4年生は1学期に会うのと3学期に会うのではまったくちがう人種というぐらい1年間で急激に成長します。その中でも3月の5年生直前の4年生とやるインプロワークショップはファシリテーションがもっともむずかしいもののひとつかもしれません。
おもしろいことをしたい盛りで火がつくと止まらない子たち(主に男子)と、自己検閲がはじまっていて恥ずかしくなったり引いてしまったりする子たち(主に女子)が、一緒にできる何かを探ることがとてもむずかしい。
でも、「ショットガン方式」で、いろいろなものをちょっとずつ試してみて、これは大丈夫、これはダメ、とデータが蓄積されてくると、少しずつ当たるもの、つまり、みんなで楽しめるものを見つけられるようになります。
できなさそうなゲームでも、どういう順番でやるか、どのバージョンでやるか、何人組でやるか全員でやるか、何人組の決め方をどうするか、デモンストレーションをどうするか、ファシリテーターのステータスや雰囲気をどうするか、見る活動をどう入れるかなど、うまく調整したらできたりします。
むずかしいワークショップだからといって、無難なかんたんなゲームだけにするのでなく、リスクのあるゲームにも勇気を出してチャレンジするのも、もしインプロファシリテーターがアーティストであるなら、とても大事だと思っています。
生の子どもたちからフィードバックをもらえる場は、ファシリテーターが成長するためには本当にありがたい場です。

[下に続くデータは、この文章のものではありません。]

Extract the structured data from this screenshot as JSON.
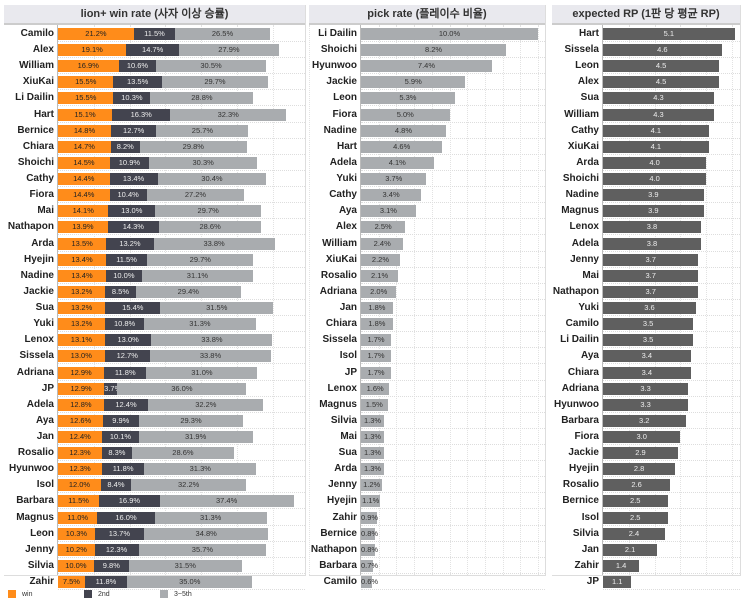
{
  "colors": {
    "win": "#ff8c1a",
    "second": "#43444f",
    "third": "#a9acaf",
    "pick": "#a9acaf",
    "rp": "#5f5f5f"
  },
  "chart_data": [
    {
      "type": "bar",
      "stacked": true,
      "orientation": "horizontal",
      "title": "lion+ win rate (사자 이상 승률)",
      "categories": [
        "Camilo",
        "Alex",
        "William",
        "XiuKai",
        "Li Dailin",
        "Hart",
        "Bernice",
        "Chiara",
        "Shoichi",
        "Cathy",
        "Fiora",
        "Mai",
        "Nathapon",
        "Arda",
        "Hyejin",
        "Nadine",
        "Jackie",
        "Sua",
        "Yuki",
        "Lenox",
        "Sissela",
        "Adriana",
        "JP",
        "Adela",
        "Aya",
        "Jan",
        "Rosalio",
        "Hyunwoo",
        "Isol",
        "Barbara",
        "Magnus",
        "Leon",
        "Jenny",
        "Silvia",
        "Zahir"
      ],
      "series": [
        {
          "name": "win",
          "values": [
            21.2,
            19.1,
            16.9,
            15.5,
            15.5,
            15.1,
            14.8,
            14.7,
            14.5,
            14.4,
            14.4,
            14.1,
            13.9,
            13.5,
            13.4,
            13.4,
            13.2,
            13.2,
            13.2,
            13.1,
            13.0,
            12.9,
            12.9,
            12.8,
            12.6,
            12.4,
            12.3,
            12.3,
            12.0,
            11.5,
            11.0,
            10.3,
            10.2,
            10.0,
            7.5
          ]
        },
        {
          "name": "2nd",
          "values": [
            11.5,
            14.7,
            10.6,
            13.5,
            10.3,
            16.3,
            12.7,
            8.2,
            10.9,
            13.4,
            10.4,
            13.0,
            14.3,
            13.2,
            11.5,
            10.0,
            8.5,
            15.4,
            10.8,
            13.0,
            12.7,
            11.8,
            3.7,
            12.4,
            9.9,
            10.1,
            8.3,
            11.8,
            8.4,
            16.9,
            16.0,
            13.7,
            12.3,
            9.8,
            11.8
          ]
        },
        {
          "name": "3~5th",
          "values": [
            26.5,
            27.9,
            30.5,
            29.7,
            28.8,
            32.3,
            25.7,
            29.8,
            30.3,
            30.4,
            27.2,
            29.7,
            28.6,
            33.8,
            29.7,
            31.1,
            29.4,
            31.5,
            31.3,
            33.8,
            33.8,
            31.0,
            36.0,
            32.2,
            29.3,
            31.9,
            28.6,
            31.3,
            32.2,
            37.4,
            31.3,
            34.8,
            35.7,
            31.5,
            35.0
          ]
        }
      ],
      "unit": "%",
      "legend": "bottom-left"
    },
    {
      "type": "bar",
      "orientation": "horizontal",
      "title": "pick rate (플레이수 비율)",
      "categories": [
        "Li Dailin",
        "Shoichi",
        "Hyunwoo",
        "Jackie",
        "Leon",
        "Fiora",
        "Nadine",
        "Hart",
        "Adela",
        "Yuki",
        "Cathy",
        "Aya",
        "Alex",
        "William",
        "XiuKai",
        "Rosalio",
        "Adriana",
        "Jan",
        "Chiara",
        "Sissela",
        "Isol",
        "JP",
        "Lenox",
        "Magnus",
        "Silvia",
        "Mai",
        "Sua",
        "Arda",
        "Jenny",
        "Hyejin",
        "Zahir",
        "Bernice",
        "Nathapon",
        "Barbara",
        "Camilo"
      ],
      "values": [
        10.0,
        8.2,
        7.4,
        5.9,
        5.3,
        5.0,
        4.8,
        4.6,
        4.1,
        3.7,
        3.4,
        3.1,
        2.5,
        2.4,
        2.2,
        2.1,
        2.0,
        1.8,
        1.8,
        1.7,
        1.7,
        1.7,
        1.6,
        1.5,
        1.3,
        1.3,
        1.3,
        1.3,
        1.2,
        1.1,
        0.9,
        0.8,
        0.8,
        0.7,
        0.6
      ],
      "unit": "%",
      "xlim": [
        0,
        10
      ]
    },
    {
      "type": "bar",
      "orientation": "horizontal",
      "title": "expected RP (1판 당 평균 RP)",
      "categories": [
        "Hart",
        "Sissela",
        "Leon",
        "Alex",
        "Sua",
        "William",
        "Cathy",
        "XiuKai",
        "Arda",
        "Shoichi",
        "Nadine",
        "Magnus",
        "Lenox",
        "Adela",
        "Jenny",
        "Mai",
        "Nathapon",
        "Yuki",
        "Camilo",
        "Li Dailin",
        "Aya",
        "Chiara",
        "Adriana",
        "Hyunwoo",
        "Barbara",
        "Fiora",
        "Jackie",
        "Hyejin",
        "Rosalio",
        "Bernice",
        "Isol",
        "Silvia",
        "Jan",
        "Zahir",
        "JP"
      ],
      "values": [
        5.1,
        4.6,
        4.5,
        4.5,
        4.3,
        4.3,
        4.1,
        4.1,
        4.0,
        4.0,
        3.9,
        3.9,
        3.8,
        3.8,
        3.7,
        3.7,
        3.7,
        3.6,
        3.5,
        3.5,
        3.4,
        3.4,
        3.3,
        3.3,
        3.2,
        3.0,
        2.9,
        2.8,
        2.6,
        2.5,
        2.5,
        2.4,
        2.1,
        1.4,
        1.1
      ],
      "unit": "",
      "xlim": [
        0,
        5.1
      ]
    }
  ]
}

子どものリアクションは正直なので早く学べます。特に3回いただけるのはとてもありがたい。今の私の実力だと、1回で探って当たりを見つけるまでいくのは至難の業です。
でも、これもたくさんの場数を踏んでいくと、もっと早く、もっと楽しいものを見つけられるようになりそうです。
子どもたちの様子を見ながら、スピノザのことを考えていました。
子どもたちはあれができないこれができないという不完全な存在ではない。それぞれちがう完全である。子どもたちはゲームの中で自分の潜在能力を発見し、それを広げたりコントロールしたりする術を、自らの好奇心と衝動をエネルギー源に、快・不快の感覚を手がかりにして勝手にどんどん学んでいきます。
インプロはそんな自分を実験する場を子どもたちに提供できるんだなと思いました。